評価という言葉を使っていただきましたけれども、要はこの提起に関しては環境省の政策会議でも十一月の第一回目で大臣にも直接提案をさせていただきましたけれども、要は日本の優れた技術を海外に提供してやっていくと。そのときに海外で減らした分の排出権を日本もきちっと分け合う、こういった仕組みが必要なんだろうなと。そのときに企業としては当然技術を提供するというのはビジネスとしてやっていただければいいわけで、途上国に対しては、やはりそこで資金とかそういったものが不足しておりますので、そういったところを日本の政府はどうやって援助していくかと、このことで排出権をお互いが確保できるような仕組みにしていただきたいと思います。

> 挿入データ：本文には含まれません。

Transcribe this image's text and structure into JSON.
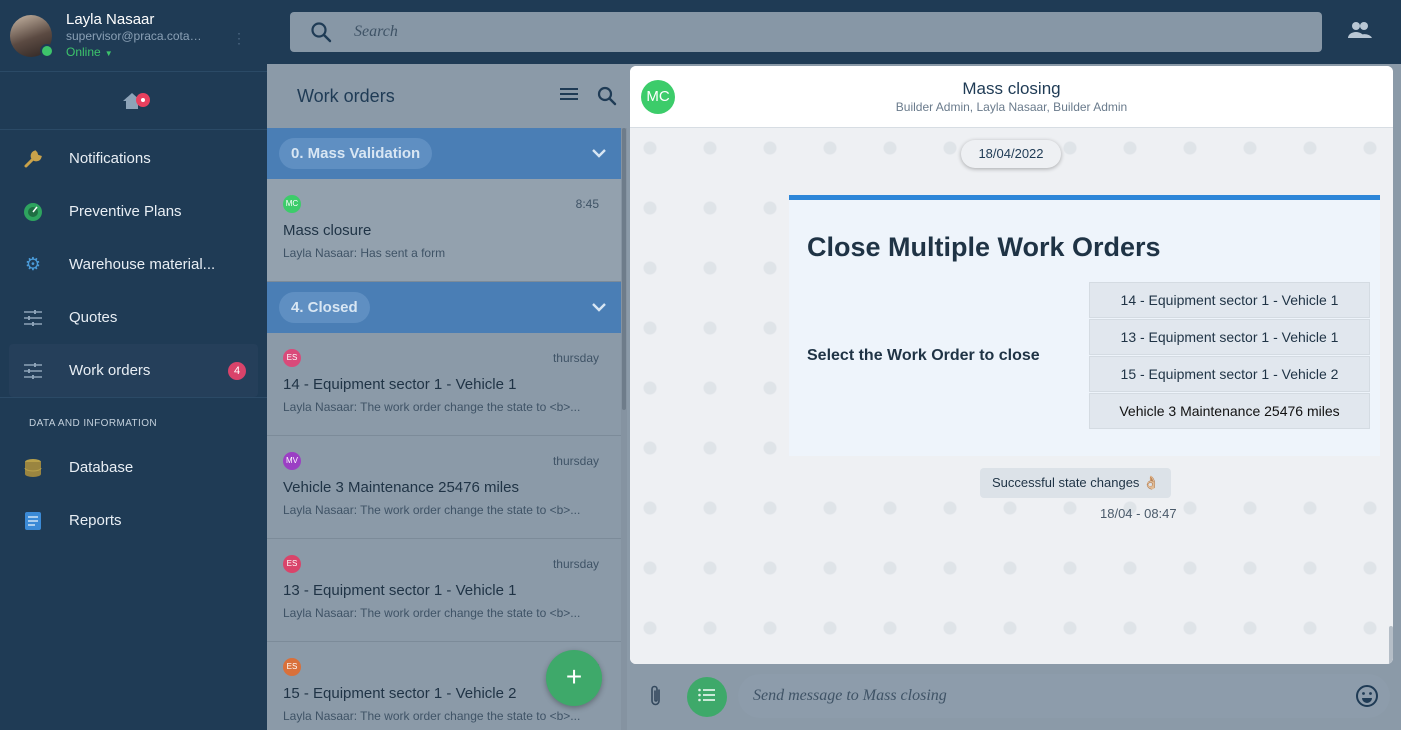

このことが、逆に言えば、大臣がおっしゃられる環境と経済を両立していくんだと、その企業の起爆剤として、また経済成長として大きな柱としてなり得ると思いますし、このことが、日本の環境技術が世界を席巻できるようなシステムにしていただきたいと思います。
ただ、やはり気になるのが、大臣もおっしゃいましたけれども、京都メカニズムにおけるCDM、これは基本的に私はもうやめるべきだと思います。結局、世界で、このCDMに限って言えば、まあいろんな方法もあと二つぐらいありますけれども、CDMで限って言えば、一番その排出権として提供しているのは中国でございまして、約八四%ぐらい持っていると。結局そのCDMを抱え込んでいるのはどこだといったらイギリス、これが大体三九%、四割近く抱え込んでいると。なぜイギリスが抱え込むかというのはまた別の理由もあるかも分かりませんが。
そういったことよりも、本当にじゃ日本の技術が適用されているか。その全体の今のCDMで登録されているのを見ても、省エネというのはたかだか六%ぐらいの比率しかなっておりません。そういった意味で一番水力が多いわけですけれども、そういった意味でいくと、本当にそのCDMが国益という形で考えたときに機能したのかどうかというのは私は大変疑問に感じております。京都メカニズムでこのシステムを調印したという前政権の考え方自体をちょっと疑いたくなるところでございますけれども。
いずれにしても、今後は、ただ、これから心配するのは、COP15でもそうでしたけれども、国連という枠組みでやれるかどうかと、このことが非常に難しくなってきている。私は、今後のこのシステムを生かそうとしていけば、やっぱり二国間なり三国間なり、そういった小さな規模でのシステムというものを考えなきゃならないだろう。ただ、その削減されることの評価というか、測定されるのは国際的に認められたものでなければならない。この仕組みをどうつくっていくかというのが重要であって、これ、企業とか何かでなくて、やっぱり政治の、政府の、そして各省庁の仕事として重要なことだろうと思っております。
そして、私は、じゃ、これを進めるに当たってどういったシステムというかやり方がいいのかなと思いますと、当然ターゲットとしては中国なりがあると思います。
先日、大臣も中国と韓国の三者協議でこういったお話もされておりますけれども、ただ、中国がすぐ乗ってくるかどうかというのは非常に難しいところがあって、先ほど言いましたように、CDMで彼らはその売れるポケットを持っているわけですから、彼らが京都メカニズムをそのまま延長したいということはそこにもあると思います。
したがって、私はこの国際的ルールを作っていくパートナーとして、私はアメリカと協調して進めるべきではないかなと思っております。やはり世界に対する影響力の大きいアメリカと組むこと、そして逆にアメリカもユーザーになる可能性も非常に多いわけでございまして、日本の五倍排出を出しているわけですから、そういう意味ではアメリカと、これは水面下でやらなきゃいけないと思いますが、協調してやっていただきたい。
そして、実際にこの二国間でやるときには、これまで日本と大変ODAなんかで友好に関係を結んできた東南アジアなんかを一つのモデルとしてやっていただいて、それを成功させて、中国なんかには中国の方から欲しいんだと言わせるぐらいのシステムを築いていただきたいなと思っております。
同じ排出、温暖化の対策についてはこれまでもアジアパートナーシップとかそういった形でもやられておりますので、そういうセクター別にもいろんな技術があろうと思っております。それをいかに政府が吸い上げて、それを交渉の材料としてやっていくかと、このことが大事だと思います。
大臣には最初の質問だけでございましたけれども、私の今の意見に対して何かコメントがあればいただきたいと思います。